Tak więc gdzie jest wybór, tam nie może być rozpoznania, gdyż rozpoznanie nie zna wyboru. Gdzie jest wybór, możność wybierania, tam jest tylko ograniczenie. Tylko tam, gdzie wybór ustaje, jest wyzwolenie, pełnia, bogactwo działania, które jest życiem samym. Twórczość nie zna wyboru, jak nie zna go życie ni rozumienie. Podobnież i prawda; jest ona ciągłym działaniem, wiecznym stawaniem się, w którym nie ma wyboru. Jest ona czystym rozpoznawaniem.

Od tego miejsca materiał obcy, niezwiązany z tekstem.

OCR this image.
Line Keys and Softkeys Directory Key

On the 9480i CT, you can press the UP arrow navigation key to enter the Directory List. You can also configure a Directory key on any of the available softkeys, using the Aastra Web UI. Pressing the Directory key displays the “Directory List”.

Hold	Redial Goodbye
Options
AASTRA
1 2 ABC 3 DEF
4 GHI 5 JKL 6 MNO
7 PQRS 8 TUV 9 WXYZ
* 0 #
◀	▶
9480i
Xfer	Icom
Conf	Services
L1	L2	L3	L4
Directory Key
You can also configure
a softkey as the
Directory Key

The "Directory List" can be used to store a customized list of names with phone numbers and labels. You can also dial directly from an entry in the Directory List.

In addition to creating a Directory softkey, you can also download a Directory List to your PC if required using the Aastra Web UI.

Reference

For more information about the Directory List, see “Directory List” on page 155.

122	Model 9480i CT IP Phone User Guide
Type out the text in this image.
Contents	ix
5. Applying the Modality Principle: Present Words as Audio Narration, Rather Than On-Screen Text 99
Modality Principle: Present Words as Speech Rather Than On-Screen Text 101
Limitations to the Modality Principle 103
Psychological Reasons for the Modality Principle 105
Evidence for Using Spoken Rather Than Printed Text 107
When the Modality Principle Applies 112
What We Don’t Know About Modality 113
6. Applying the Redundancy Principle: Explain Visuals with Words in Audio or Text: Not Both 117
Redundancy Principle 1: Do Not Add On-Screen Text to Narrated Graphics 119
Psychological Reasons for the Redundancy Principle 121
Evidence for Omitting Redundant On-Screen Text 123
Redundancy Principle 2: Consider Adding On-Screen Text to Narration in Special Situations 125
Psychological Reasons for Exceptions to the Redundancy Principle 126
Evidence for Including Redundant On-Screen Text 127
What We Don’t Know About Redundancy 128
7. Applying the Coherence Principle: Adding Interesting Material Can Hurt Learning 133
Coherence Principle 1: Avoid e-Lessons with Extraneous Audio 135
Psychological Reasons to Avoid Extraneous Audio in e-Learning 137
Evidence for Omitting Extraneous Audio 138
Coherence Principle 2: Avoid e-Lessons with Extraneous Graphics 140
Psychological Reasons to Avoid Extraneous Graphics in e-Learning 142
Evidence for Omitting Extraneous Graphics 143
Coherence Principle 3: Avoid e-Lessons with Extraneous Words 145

PYTANIE: Jak możemy się wyzbyć braku pełni, nie tworząc sobie jakiegoś ideału pełni? Ideał może nie być potrzebny po urzeczywistnieniu pełni, lecz zdaje się być nieuniknionym, zanim się pełnię osiągnie, jakkolwiek musi mieć charakter tymczasowy i będzie się zmieniał w miarę wzrostu rozumienia.

KRISHNAMURTI: Samo już to wasze powiedzenie, że potrzebujecie ideału w celu przezwyciężenia niecałkowitości, wskazuje, że chcecie dorzucić, dołączyć ten ideał do swej niecałkowitości. Większość z was usiłuje to właśnie czynić. Pełnym, całkowitym człowiek się staje dopiero wówczas, gdy odnajdzie przyczynę braku pełni i jest świadom tej przyczyny. Lecz wy nie odnajdujecie przyczyny, nie rozumiecie tego co mówię, lub raczej rozumiecie to jedynie umysłem, jedynie intelektualnie. Każdy potrafi to uczynić, lecz by istotnie rozumieć, trzeba działać.

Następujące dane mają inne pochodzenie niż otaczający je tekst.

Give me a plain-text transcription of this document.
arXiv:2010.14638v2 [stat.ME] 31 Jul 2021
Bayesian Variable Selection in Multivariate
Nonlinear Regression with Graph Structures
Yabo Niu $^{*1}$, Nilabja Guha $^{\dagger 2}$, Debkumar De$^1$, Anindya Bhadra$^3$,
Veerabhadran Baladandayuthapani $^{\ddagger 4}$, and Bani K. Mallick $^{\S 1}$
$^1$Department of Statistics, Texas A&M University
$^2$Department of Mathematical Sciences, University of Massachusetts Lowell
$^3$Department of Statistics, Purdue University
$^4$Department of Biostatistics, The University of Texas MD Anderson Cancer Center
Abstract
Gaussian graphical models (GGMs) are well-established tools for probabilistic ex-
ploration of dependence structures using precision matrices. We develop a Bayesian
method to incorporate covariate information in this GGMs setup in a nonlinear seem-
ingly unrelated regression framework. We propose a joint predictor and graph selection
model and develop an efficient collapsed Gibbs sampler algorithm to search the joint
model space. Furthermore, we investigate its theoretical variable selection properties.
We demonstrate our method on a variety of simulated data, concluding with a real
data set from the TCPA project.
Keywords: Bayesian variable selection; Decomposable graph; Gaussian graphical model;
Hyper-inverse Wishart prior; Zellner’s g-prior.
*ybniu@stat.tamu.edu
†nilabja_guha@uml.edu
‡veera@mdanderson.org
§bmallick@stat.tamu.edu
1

Czujecie tedy swoją niecałkowitość i dlatego szukacie ideału, ideału pełni. Czyli szukacie przeciwieństwa niecałkowitości i - pożądając tego przeciwieństwa - tworzycie po prostu nowe przeciwieństwo. Może to brzmi zagadkowo, lecz jest proste. Dążycie ciągle do tego, co się wam wydaje istotnym. Pewnego dnia coś się wam wydaje istotnym, wybieracie więc to, walczycie o to, zdobywacie, lecz w międzyczasie stało się to już nieistotnym. Otóż gdy umysł jest wolny od wszelkiego poczucia dualizmu, wolny od pojęcia istotnego i nieistotnego, wówczas nie stajecie wobec problematu wyboru, wówczas działacie w pełni rozpoznania i nie szukacie już wcielenia pełni.

Dlaczego tak was pociąga ideał wolności, gdy jesteście w więzieniu? Tworzycie czy wynajdujecie ten ideał wolności, ponieważ nie możecie uciec z więzienia. To samo dzieje się z waszymi ideałami, bóstwami, religiami. Są one wytworem pragnienia ucieczki w wygodę. Samiście uczynili ten świat więzieniem, więzieniem cierpienia i konfliktu; a ponieważ świat jest takim więzieniem, tworzycie więc idealnego boga, idealną wolność, idealną prawdę. I te ideały, te przeciwieństwa są jedynie usiłowaniami uczuciowej i umysłowej ucieczki. Wasze ideały są to środki ucieczki z więzienia, w którym jesteście zamknięci. Lecz jeśli staniecie się świadomi tego więzienia, jeśli staniecie się świadomi faktu, że usiłujecie uciekać, to ta świadomość zburzy więzienie i wówczas - zamiast tylko dążyć do wolności - poznacie ją naprawdę.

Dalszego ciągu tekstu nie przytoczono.